Карапетян ненароком откинулся на спинку скамейки, упершись о нее обеими локтями так, что куртка на груди разошлась и показалась рукоятка «Макарова» под мышкой. Майка пистолет мгновенно засекла и в течение нескольких секунд не могла отвести расширенных глаз от кобуры. Карапетян посидел так некоторое время, делая вид, что ничего не замечает.
— Мы вам, безусловно, благодарны за ценные сведения, — заявил он. — Вы нам очень помогли. Не исключено, что понадобится еще одна встреча для уточнения некоторых обстоятельств. Вот мой домашний телефон — звоните в любое время дня и ночи.
Карапетян протянул ей бумажку с записанным телефоном. Майка взяла ее машинально, как зомбированная, переводя взгляд с «Макарова» на лицо Карапетяна, а потом обратно. Собственно, можно было бы уже и попрощаться, но Карапетян первым уходить не хотел — он был не прочь взглянуть на походку Майки.

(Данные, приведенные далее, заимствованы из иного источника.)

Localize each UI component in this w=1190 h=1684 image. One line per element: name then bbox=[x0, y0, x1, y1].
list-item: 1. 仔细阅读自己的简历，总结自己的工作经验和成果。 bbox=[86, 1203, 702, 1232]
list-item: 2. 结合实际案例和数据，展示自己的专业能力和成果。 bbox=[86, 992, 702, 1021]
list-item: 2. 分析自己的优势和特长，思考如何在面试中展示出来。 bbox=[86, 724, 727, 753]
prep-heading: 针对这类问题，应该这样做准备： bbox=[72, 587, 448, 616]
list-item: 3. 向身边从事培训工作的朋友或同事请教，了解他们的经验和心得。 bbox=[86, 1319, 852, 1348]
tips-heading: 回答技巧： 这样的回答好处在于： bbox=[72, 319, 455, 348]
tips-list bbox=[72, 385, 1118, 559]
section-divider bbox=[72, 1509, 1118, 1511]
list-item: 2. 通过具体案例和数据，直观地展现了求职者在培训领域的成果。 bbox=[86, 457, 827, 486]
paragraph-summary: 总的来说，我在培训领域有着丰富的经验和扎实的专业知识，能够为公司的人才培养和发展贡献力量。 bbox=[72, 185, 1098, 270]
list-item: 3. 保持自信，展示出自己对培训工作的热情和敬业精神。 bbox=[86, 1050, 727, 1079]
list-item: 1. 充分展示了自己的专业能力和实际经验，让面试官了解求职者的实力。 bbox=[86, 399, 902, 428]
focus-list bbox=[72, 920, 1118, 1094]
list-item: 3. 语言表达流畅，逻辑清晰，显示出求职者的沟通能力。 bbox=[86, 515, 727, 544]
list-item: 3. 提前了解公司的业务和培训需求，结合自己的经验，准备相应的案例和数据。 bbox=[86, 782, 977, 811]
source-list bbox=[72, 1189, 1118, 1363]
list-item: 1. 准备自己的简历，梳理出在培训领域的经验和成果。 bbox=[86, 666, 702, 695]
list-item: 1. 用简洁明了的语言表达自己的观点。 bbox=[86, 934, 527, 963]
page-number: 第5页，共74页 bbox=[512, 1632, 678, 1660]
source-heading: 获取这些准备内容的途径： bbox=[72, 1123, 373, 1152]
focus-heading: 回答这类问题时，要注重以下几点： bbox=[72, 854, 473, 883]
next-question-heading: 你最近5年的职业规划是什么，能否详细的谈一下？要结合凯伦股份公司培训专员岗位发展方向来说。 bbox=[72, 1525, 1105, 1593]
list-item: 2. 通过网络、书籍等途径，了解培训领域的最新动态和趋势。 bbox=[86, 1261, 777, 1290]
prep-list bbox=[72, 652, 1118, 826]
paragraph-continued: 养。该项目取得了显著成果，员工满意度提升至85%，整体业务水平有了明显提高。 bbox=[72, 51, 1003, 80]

— Расходимся по одному, вы идете первая, — дал он команду. — Идите не оглядываясь.
Латунина наконец очнулась, оторвалась от «Макарова» и, хмыкнув — просекла карапетяновские маневры, — встала и с высоко поднятой головой стала удаляться, с ленивой и неловкой грацией переставляя длинные ноги в джинсах «стреч» и тяжеловесных туристских ботинках. «Да-а-а», — ахнул Карапетян. Он смотрел ей вслед, пока Майка не скрылась из виду, а потом поднялся сам, унося в руке «Мене Хелт» — память о встрече с долговязой репортеркой. «Почитаю на досуге, надо наконец понять, что интересует красивых девушек», — подумал он.
Карапетяна с самого утра вновь вызвали на совещание. Операция «Атака» по поиску угнанных машин начиналась в ближайшие дни, и участники действа должны были получить очередную порцию инструкций. Он разбудил Занозина телефонным звонком в половине седьмого утра и рассказал о встрече с таинственной незнакомкой. Занозин слушал его с закрытыми глазами, время от времени проваливаясь в сон. Минут десять с начала своего доклада Карапетян посвятил описанию девушки, и эти минуты Занозин с чистой совестью отдал Морфею.
Вадим Занозин развелся два года назад — они с женой оказались антиподами. В частности, он был сова, она — жаворонок. Жена вставала не позже семи и видеть не могла, как муж спит до восьми, до девяти, до десяти — была убеждена, что это разврат, — а потом просто скучала одна. Она начинала ходить вокруг спящею Вадима, потом тормошить его каждые полчаса, чем совершенно выводила мужика из себя.
Зато теперь Занозин спал по утрам до упора, насколько позволяла служба, а уж в выходные просто отводил душу.
Когда наконец Саша заговорил о деле, Вадим проснулся и врубился в беседу, надеясь, что самое главное от него не ускользнуло. В голове застряли восторги Карапетяна по поводу джинсов «стреч». Бред какой-то.